Наконец Черныш встал в стойку: хвост вытянут, мордочка приподнята. Гвилли остановился, зарядил пращу и прошептал:

— Молодец, Черныш. Ату!

Собака медленно двинулась вперед. Хозяин шел за ней тихо, боясь спугнуть добычу. Его глаза не отрываясь смотрели в ту сторону, куда указывала морда Черныша.

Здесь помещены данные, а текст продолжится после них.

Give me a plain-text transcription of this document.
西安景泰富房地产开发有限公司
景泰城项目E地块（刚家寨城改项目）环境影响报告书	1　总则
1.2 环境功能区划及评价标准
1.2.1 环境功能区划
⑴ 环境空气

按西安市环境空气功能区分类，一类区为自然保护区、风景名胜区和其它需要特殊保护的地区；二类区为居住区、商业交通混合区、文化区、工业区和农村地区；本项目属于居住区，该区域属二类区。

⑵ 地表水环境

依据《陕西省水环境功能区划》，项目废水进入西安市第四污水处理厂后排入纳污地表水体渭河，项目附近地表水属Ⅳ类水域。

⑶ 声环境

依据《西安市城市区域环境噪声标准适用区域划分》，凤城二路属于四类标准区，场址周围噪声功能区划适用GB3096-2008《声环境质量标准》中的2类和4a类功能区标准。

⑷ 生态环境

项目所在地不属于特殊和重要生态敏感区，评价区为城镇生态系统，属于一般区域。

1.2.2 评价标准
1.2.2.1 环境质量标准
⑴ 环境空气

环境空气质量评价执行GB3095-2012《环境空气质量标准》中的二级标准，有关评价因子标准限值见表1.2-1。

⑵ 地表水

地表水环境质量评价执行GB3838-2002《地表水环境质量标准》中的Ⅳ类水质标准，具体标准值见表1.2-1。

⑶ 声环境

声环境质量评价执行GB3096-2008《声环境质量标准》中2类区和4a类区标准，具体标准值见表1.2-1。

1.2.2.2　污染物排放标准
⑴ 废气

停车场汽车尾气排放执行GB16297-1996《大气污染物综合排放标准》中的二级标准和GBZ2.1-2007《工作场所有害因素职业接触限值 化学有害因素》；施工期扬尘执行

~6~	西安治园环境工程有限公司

Фр-р-р-р… Вальдшнеп взмахнул крыльями, но тотчас же кувыркнулся в воздухе и камнем упал на землю, сраженный камнем Гвилли.

— Черныш, взять!

Собака с готовностью рванулась вперед, скрылась в зарослях папоротника и вернулась с добычей в зубах.

Гвилли наклонился, чтобы взять птицу, погладил Черныша и почесал его за ухом.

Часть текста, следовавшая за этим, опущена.